In der Frage des Ausstiegs aus der Braunkohle will sich SPD-Parteichef und Bundeswirtschaftsminister Sigmar Gabriel nicht auf einen fixen Ausstiegszeitpunkt festlegen. „Ich halte nichts von dieser Jagd auf Ausstiegsdaten", sagte Gabriel gestern Abend bei einem Besuch des RWE-Braunkohlekraftwerks in Bergheim-Niederaußem. Ein präzises Jahr sei aus heutiger Sicht nicht seriös zu benennen, da es zu viele Einflussfaktoren gebe. Die Festlegung auf ein Datum könne zudem leicht zu einem Überbietungswettbewerb führen. Gabriel geht damit auf Distanz zu den Grünen, die sich nach dem Willen der Bundestagsfraktion ihrer Partei innerhalb der kommenden 20 Jahre von der Kohleverstromung verabschieden wollen. Als Enddatum peilt die Fraktion das Jahr 2037 an, der Bundesparteitag hatte das Jahr 2025 als Zielmarke genannt. Die Braunkohle ist wegen des potenziellen Konflikts zwischen Umwelt und Arbeitsplätzen im Wahlkampf sowohl für die Grünen als auch für die SPD ein klassisches Thema, um das eigene Parteiprofil zu schärfen. Der Braunkohleausstieg birgt auch in der rot-grünen NRW-Landesregierung immer wieder Konfliktpotenzial.
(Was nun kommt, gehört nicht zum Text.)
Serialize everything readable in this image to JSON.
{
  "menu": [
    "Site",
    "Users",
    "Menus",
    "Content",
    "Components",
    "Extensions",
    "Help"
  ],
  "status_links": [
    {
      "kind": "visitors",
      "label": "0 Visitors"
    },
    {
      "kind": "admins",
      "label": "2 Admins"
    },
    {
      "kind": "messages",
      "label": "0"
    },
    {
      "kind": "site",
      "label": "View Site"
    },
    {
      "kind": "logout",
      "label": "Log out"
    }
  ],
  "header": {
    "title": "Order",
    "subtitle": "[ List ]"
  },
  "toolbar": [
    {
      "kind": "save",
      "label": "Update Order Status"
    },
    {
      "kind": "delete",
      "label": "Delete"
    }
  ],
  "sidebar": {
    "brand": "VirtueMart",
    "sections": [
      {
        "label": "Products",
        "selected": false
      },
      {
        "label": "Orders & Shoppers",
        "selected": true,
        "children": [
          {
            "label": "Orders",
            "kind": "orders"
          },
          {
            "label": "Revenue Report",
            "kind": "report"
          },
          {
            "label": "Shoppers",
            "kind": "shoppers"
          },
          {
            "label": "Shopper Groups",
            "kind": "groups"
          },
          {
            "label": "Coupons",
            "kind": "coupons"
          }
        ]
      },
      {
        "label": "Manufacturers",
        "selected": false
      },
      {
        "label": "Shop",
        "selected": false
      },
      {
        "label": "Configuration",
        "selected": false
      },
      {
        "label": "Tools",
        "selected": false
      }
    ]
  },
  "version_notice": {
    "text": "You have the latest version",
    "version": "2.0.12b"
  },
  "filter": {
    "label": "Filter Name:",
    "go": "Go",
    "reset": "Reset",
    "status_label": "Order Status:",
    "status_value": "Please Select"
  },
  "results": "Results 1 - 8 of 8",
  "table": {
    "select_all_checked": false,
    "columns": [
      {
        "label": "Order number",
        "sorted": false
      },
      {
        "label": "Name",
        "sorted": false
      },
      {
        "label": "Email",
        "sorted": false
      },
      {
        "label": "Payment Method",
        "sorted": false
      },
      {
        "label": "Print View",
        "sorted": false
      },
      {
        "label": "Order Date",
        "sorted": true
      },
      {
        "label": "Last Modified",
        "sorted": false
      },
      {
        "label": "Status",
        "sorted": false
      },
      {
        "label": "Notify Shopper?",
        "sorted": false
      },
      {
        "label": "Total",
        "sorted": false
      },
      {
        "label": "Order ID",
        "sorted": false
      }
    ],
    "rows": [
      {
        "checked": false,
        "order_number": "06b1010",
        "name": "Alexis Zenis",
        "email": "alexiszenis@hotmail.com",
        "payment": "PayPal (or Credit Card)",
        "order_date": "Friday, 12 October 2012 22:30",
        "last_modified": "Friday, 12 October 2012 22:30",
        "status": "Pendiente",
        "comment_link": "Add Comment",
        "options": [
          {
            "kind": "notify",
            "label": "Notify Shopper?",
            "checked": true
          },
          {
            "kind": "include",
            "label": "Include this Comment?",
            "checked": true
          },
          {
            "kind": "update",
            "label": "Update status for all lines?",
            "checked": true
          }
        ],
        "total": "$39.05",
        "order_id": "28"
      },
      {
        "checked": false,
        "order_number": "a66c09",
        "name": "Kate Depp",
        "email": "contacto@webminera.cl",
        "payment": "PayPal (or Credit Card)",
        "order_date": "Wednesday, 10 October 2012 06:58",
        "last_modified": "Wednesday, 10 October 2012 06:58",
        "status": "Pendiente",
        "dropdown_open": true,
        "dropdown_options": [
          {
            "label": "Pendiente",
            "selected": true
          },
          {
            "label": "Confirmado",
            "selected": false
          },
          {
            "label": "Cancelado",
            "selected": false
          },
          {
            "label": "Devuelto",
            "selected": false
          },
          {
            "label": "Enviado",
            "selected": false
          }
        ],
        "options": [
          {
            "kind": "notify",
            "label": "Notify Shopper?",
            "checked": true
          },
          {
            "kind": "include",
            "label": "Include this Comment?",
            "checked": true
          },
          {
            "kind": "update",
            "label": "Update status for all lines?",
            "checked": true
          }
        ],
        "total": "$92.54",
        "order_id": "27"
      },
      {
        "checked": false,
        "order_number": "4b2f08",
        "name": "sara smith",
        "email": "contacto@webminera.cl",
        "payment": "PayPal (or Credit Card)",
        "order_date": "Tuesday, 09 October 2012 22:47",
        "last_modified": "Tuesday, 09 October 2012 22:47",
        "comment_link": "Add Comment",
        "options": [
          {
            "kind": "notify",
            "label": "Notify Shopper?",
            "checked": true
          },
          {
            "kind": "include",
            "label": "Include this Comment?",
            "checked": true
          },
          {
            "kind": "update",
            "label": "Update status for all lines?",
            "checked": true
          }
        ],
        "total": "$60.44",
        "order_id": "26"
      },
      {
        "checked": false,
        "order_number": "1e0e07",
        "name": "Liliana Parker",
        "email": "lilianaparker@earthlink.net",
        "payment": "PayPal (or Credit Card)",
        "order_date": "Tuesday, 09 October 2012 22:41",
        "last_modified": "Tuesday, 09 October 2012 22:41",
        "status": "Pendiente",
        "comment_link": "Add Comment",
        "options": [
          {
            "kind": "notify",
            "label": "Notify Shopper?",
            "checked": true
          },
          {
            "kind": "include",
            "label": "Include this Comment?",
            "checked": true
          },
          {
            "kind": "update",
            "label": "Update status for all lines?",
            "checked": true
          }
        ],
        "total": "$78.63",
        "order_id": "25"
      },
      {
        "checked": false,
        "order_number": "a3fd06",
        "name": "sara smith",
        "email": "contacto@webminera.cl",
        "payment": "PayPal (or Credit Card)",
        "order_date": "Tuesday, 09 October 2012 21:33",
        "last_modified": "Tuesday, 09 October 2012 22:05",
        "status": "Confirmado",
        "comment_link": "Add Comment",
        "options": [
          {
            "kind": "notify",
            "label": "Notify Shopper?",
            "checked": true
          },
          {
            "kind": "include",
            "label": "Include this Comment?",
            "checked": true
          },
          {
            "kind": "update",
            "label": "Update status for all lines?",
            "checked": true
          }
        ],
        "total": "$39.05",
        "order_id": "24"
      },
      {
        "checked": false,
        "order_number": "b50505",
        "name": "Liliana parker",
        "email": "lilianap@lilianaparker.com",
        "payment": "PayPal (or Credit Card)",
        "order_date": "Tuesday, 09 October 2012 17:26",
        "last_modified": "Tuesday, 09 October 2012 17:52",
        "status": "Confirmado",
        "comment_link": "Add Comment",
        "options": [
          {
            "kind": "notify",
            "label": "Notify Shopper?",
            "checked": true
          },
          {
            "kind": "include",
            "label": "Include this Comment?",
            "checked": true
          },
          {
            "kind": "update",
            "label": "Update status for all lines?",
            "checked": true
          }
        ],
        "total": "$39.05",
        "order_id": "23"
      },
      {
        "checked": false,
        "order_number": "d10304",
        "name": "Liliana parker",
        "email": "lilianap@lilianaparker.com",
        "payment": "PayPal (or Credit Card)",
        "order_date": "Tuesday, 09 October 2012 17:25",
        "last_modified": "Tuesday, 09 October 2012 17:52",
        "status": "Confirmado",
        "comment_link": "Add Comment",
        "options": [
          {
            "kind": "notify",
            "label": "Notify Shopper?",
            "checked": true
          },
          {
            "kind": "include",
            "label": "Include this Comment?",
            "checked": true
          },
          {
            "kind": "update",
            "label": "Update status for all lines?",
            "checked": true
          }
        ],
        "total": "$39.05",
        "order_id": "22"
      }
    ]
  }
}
Gabriel sagte gestern in Bergheim, ein Ausstieg aus der Braunkohle bis 2025 sei „völlig illusorisch".

"Ich halte nichts von dieser Jagd auf Ausstiegsdaten" Sigmar Gabriel
SPD-Vorsitzender

Ohnehin werde im Jahr 2030.schon 50 Prozent weniger Braunkohle gefördert, weil große Teile des Tagebaus dann ausgekohlt seien und geschlossen würden. „Wenn das so ist, dann weiß ich nicht, warum man sich mit Jahreszahlen überschlagen muss", sagte Gabriel. Aus seiner Sicht sei es am sinnvollsten, im Jahr 2030 zu überprüfen, wie weit der Aufbau von Ersatzarbeitsplätzen für die Beschäftigten im Braunkohletagebau und die Energiewende dann vorangeschritten seien. Das Ausstiegstempo solle entsprechend angepasst werden. Gabriel beteuerte, die Klimaziele ließen sich auch mit dem von ihm vorgeschlagenen Weg einhalten. Zugleich betonte er, es dürfe den Beschäftigten in der Braunkohle nicht der Eindruck vermittelt werden, sie seien nicht mehr wichtig. „Wir müssen den Beschäftigten signalisieren, dass wir sie wertschätzen, dass wir nicht den Eindruck vermitteln wollen, dass sie auf der falschen Seite der Geschichte stehen." Die fossilen Kraftwerke dürften nicht von heute auf morgen abgeschaltet werden, so der Wirtschaftsminister. Fraktionschef Anton Hofreiter zufolge wollen die Grünen sofort mit dem Kohleausstieg beginnen und die 20 schmutzigsten Kohlekraftwerke, darunter auch Niederaußem, vom Netz nehmen. Gabriel hielt dem entgegen, dass der Ausstieg aus der Atomenergie bereits eine „Operation am offenen Herzen" sei. „So ein Experiment darf man in einer Volkswirtschaft auch nicht ständig wiederholen."